The reason is cycling, which I have to say I have become pretty hooked on, just lately. Indeed, I don’t think I have ever enjoyed physical exercise as much in my whole life as much as I have this year.

So I wholeheartedly endorse an excellent publication by an organisation called Get Cycling, which is appropriately called Get Cycling… In Swindon, and which I was recently given a copy of.

It’s 32 whole A4 pages of reasons to take up the sport, and – as I have said here before – nowhere in the UK can be a better place to do it than Swindon, on account of it being so blessed with so many nice cycle paths.

You can get to almost anywhere from anywhere in the town and hardly have to venture on to a road.

But sometimes there is a danger of getting carried away with things, and Get Cycling… In Swindon, quite frankly, falls into the trap.

One of the articles, which tries to set the scene for cycling around town begins: “It’s not too hilly…”

Pardon me, but it certainly is hilly. The clue is in the name. Swindon – that’s short for Swinedown or Pighill.

The pigs have gone, but the hill is still there, and will be for the foreseeable future.

The other names around town give it away too. Toothill, Penhill, St Andrew’s Ridge, Upper Stratton.

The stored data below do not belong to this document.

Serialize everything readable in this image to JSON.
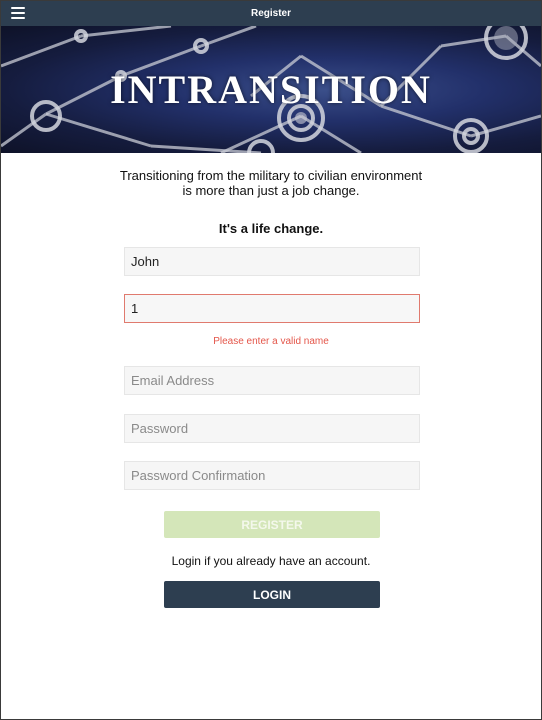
{
  "topbar": {
    "title": "Register",
    "menu_icon": "hamburger-menu-icon",
    "background": "#2d3e50"
  },
  "hero": {
    "title": "INTRANSITION"
  },
  "intro": {
    "line1": "Transitioning from the military to civilian environment",
    "line2": "is more than just a job change.",
    "emphasis": "It's a life change."
  },
  "form": {
    "first_name": {
      "value": "John",
      "placeholder": ""
    },
    "last_name": {
      "value": "1",
      "placeholder": ""
    },
    "last_name_error": "Please enter a valid name",
    "email": {
      "value": "",
      "placeholder": "Email Address"
    },
    "password": {
      "value": "",
      "placeholder": "Password"
    },
    "password_confirmation": {
      "value": "",
      "placeholder": "Password Confirmation"
    },
    "register_label": "REGISTER",
    "register_color": "#d4e6b9"
  },
  "login": {
    "hint": "Login if you already have an account.",
    "button_label": "LOGIN",
    "button_color": "#2d3e50"
  },
  "colors": {
    "error": "#e4564a",
    "error_border": "#e07a6e"
  }
}
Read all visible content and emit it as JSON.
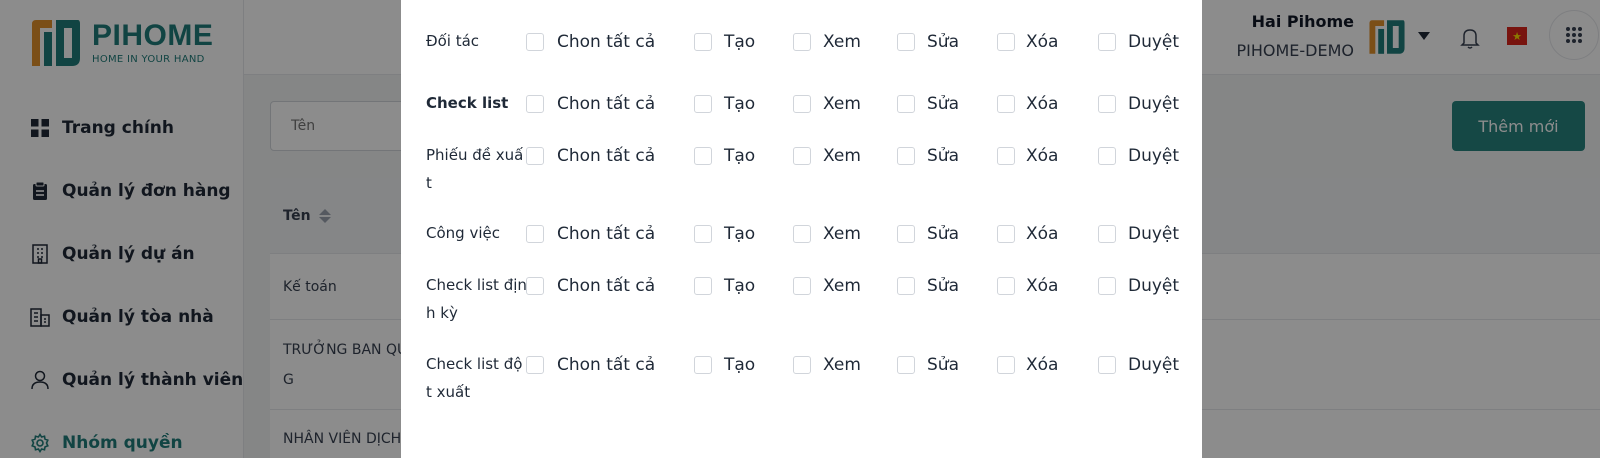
{
  "brand": {
    "name": "PIHOME",
    "tagline": "HOME IN YOUR HAND",
    "accent": "#1f7d7a",
    "orange": "#e0902a"
  },
  "sidebar": {
    "items": [
      {
        "label": "Trang chính",
        "icon": "dashboard-icon"
      },
      {
        "label": "Quản lý đơn hàng",
        "icon": "clipboard-icon"
      },
      {
        "label": "Quản lý dự án",
        "icon": "building-icon"
      },
      {
        "label": "Quản lý tòa nhà",
        "icon": "buildings-icon"
      },
      {
        "label": "Quản lý thành viên",
        "icon": "user-icon"
      },
      {
        "label": "Nhóm quyền",
        "icon": "gear-icon",
        "active": true
      }
    ]
  },
  "header": {
    "user_name": "Hai Pihome",
    "org": "PIHOME-DEMO"
  },
  "main": {
    "search_placeholder": "Tên",
    "add_label": "Thêm mới",
    "column_name": "Tên",
    "rows": [
      "Kế toán",
      "TRƯỞNG BAN QU\nG",
      "NHÂN VIÊN DỊCH"
    ]
  },
  "modal": {
    "options": [
      "Chon tất cả",
      "Tạo",
      "Xem",
      "Sửa",
      "Xóa",
      "Duyệt"
    ],
    "permissions": [
      {
        "label": "Đối tác",
        "bold": false
      },
      {
        "label": "Check list",
        "bold": true
      },
      {
        "label": "Phiếu đề xuất",
        "bold": false
      },
      {
        "label": "Công việc",
        "bold": false
      },
      {
        "label": "Check list định kỳ",
        "bold": false
      },
      {
        "label": "Check list đột xuất",
        "bold": false
      }
    ]
  }
}
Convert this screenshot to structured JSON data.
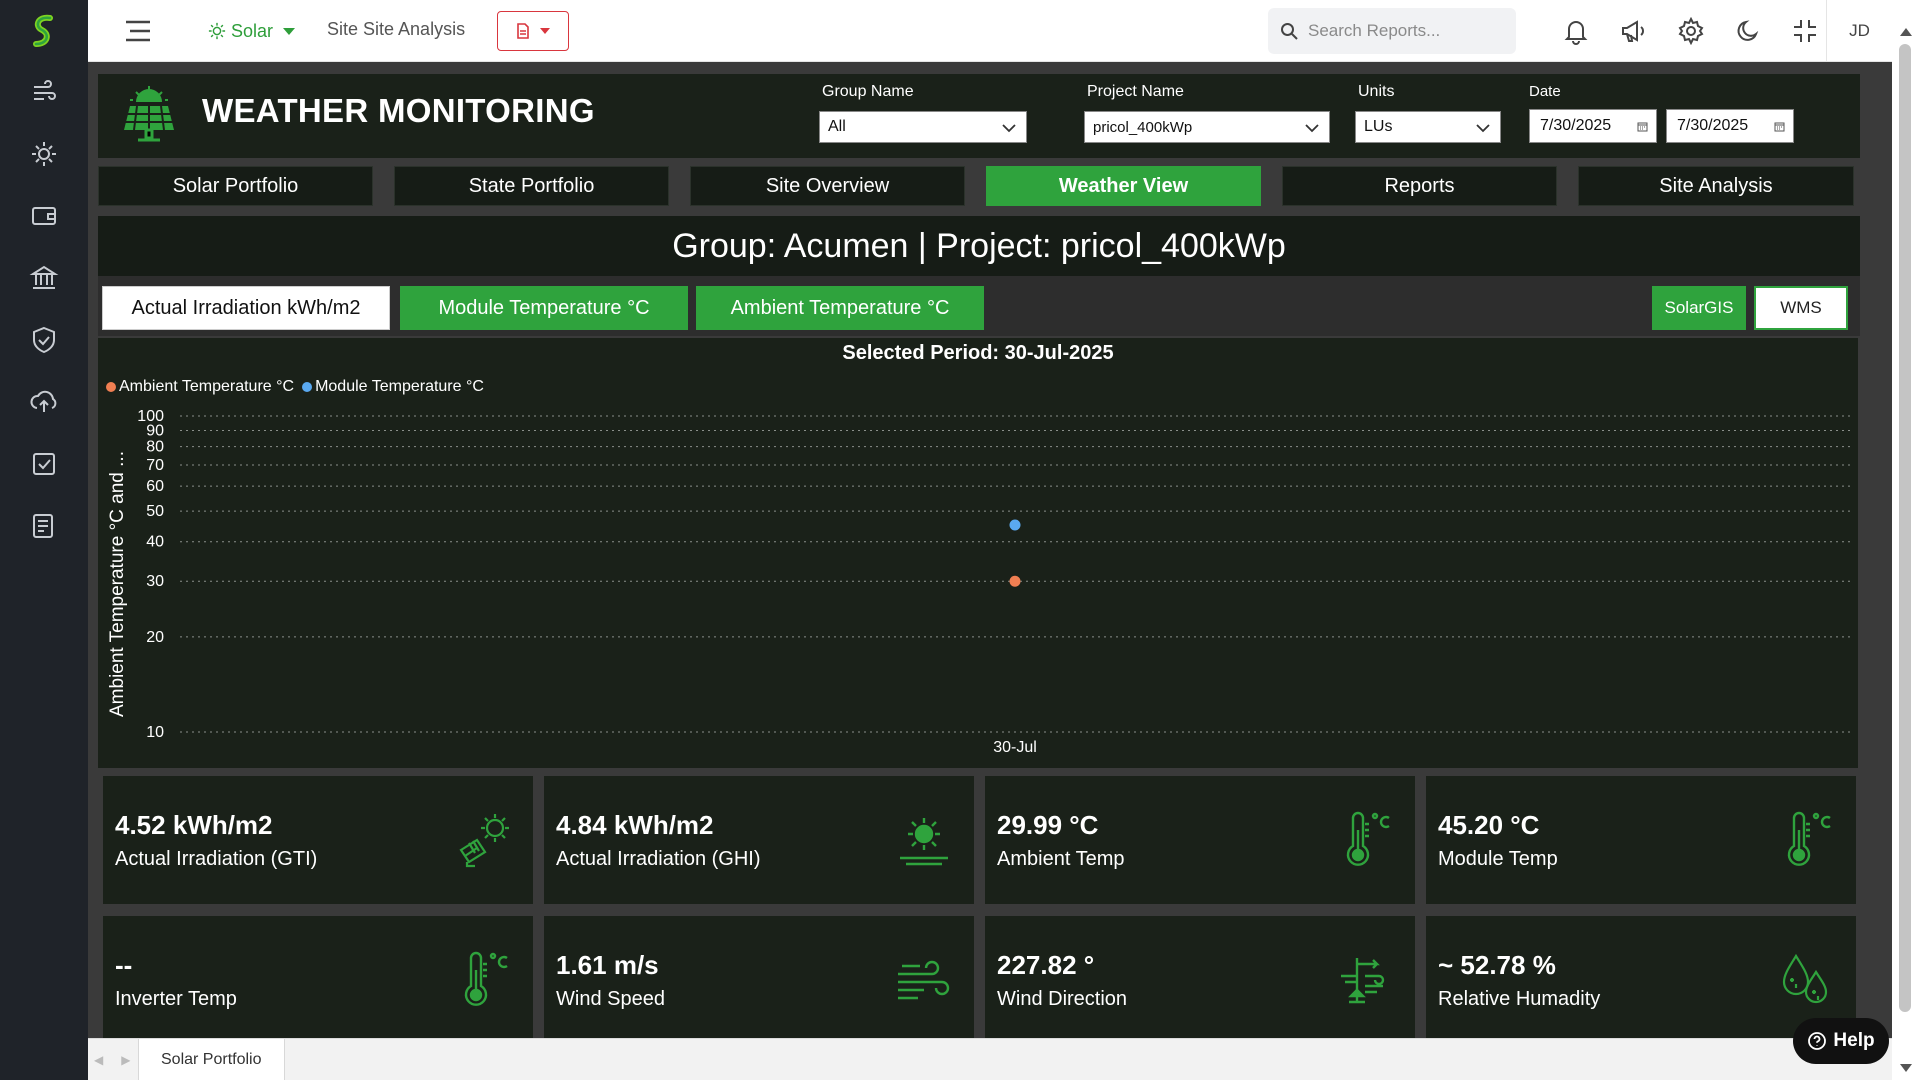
{
  "topbar": {
    "module": "Solar",
    "page_link": "Site Site Analysis",
    "search_placeholder": "Search Reports...",
    "user_initials": "JD"
  },
  "header": {
    "title": "WEATHER MONITORING",
    "group_label": "Group Name",
    "group_value": "All",
    "project_label": "Project Name",
    "project_value": "pricol_400kWp",
    "units_label": "Units",
    "units_value": "LUs",
    "date_label": "Date",
    "date_from": "7/30/2025",
    "date_to": "7/30/2025"
  },
  "tabs": [
    {
      "label": "Solar Portfolio"
    },
    {
      "label": "State Portfolio"
    },
    {
      "label": "Site Overview"
    },
    {
      "label": "Weather View",
      "active": true
    },
    {
      "label": "Reports"
    },
    {
      "label": "Site Analysis"
    }
  ],
  "banner": "Group: Acumen | Project: pricol_400kWp",
  "toggles": {
    "irradiation": "Actual Irradiation kWh/m2",
    "module_temp": "Module Temperature °C",
    "ambient_temp": "Ambient Temperature °C",
    "solargis": "SolarGIS",
    "wms": "WMS"
  },
  "chart_data": {
    "type": "scatter",
    "title": "Selected Period: 30-Jul-2025",
    "ylabel": "Ambient Temperature °C and ...",
    "x": [
      "30-Jul"
    ],
    "y_scale": "log",
    "ylim": [
      10,
      100
    ],
    "y_ticks": [
      10,
      20,
      30,
      40,
      50,
      60,
      70,
      80,
      90,
      100
    ],
    "grid": true,
    "legend_position": "top-left",
    "series": [
      {
        "name": "Ambient Temperature °C",
        "color": "#f07f52",
        "values": [
          29.99
        ]
      },
      {
        "name": "Module Temperature °C",
        "color": "#5aa9f0",
        "values": [
          45.2
        ]
      }
    ]
  },
  "kpis": [
    {
      "value": "4.52 kWh/m2",
      "label": "Actual Irradiation (GTI)",
      "icon": "solar-panel-sun-icon"
    },
    {
      "value": "4.84 kWh/m2",
      "label": "Actual Irradiation (GHI)",
      "icon": "sun-horizon-icon"
    },
    {
      "value": "29.99 °C",
      "label": "Ambient Temp",
      "icon": "thermometer-celsius-icon"
    },
    {
      "value": "45.20 °C",
      "label": "Module Temp",
      "icon": "thermometer-celsius-icon"
    },
    {
      "value": "--",
      "label": "Inverter Temp",
      "icon": "thermometer-celsius-icon"
    },
    {
      "value": "1.61 m/s",
      "label": "Wind Speed",
      "icon": "wind-icon"
    },
    {
      "value": "227.82 °",
      "label": "Wind Direction",
      "icon": "wind-direction-icon"
    },
    {
      "value": "~ 52.78 %",
      "label": "Relative Humadity",
      "icon": "humidity-drops-icon"
    }
  ],
  "bottom_tab": "Solar Portfolio",
  "help_label": "Help",
  "colors": {
    "accent": "#2fa33d",
    "panel": "#1a2119",
    "rail": "#1f2329"
  }
}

There is hardly a flat road in the whole place.

When you’ve seen it from a saddle, you soon realise that sections you can sail along when you’re behind a wheel, like Thamesdown Drive, can be deceptively hilly.

It’s no better just outside town, with more places built on top of hills, such as Chiseldon and Blunsdon. And there is a reason why Highworth isn’t called Lowworth.

What the book should have said about hills is this: there are loads of them, but once you’ve been cycling around town for a little while, you stop noticing them so much because your technique is better, but mainly because of your fitness.

I have been pleasantly surprised to find that, although I’m now well into my 50s, it’s not only possible to get much fitter than you probably thought was possible, but also much more quickly than you imagined.

All you need is regular exercise. And if that exercise is cycling, sooner or later something pretty weird happens and you find you start enjoying going uphill. Rather than avoiding hills or swearing at them, I actually relish them and sometimes even go out of my way to go up one, so I can have the satisfaction of getting to the top.

Hills are no big deal if you are fit, and as most bikes today have more gears than Elizabeth Taylor has had husbands, the technology helps.

I officially began liking hills a few weeks back when, after cycling a particularly steep (but short) one on the path to Chiseldon, I returned an hour later, going the other way.

As I started to whizz down it, I saw a couple of people coming up it, pushing their bikes. By my reckoning, they were each a third of my age.

They would be too young to understand, but us oldies know the Hovis advert was right.

It is possible to go up that hill as fast as you come down.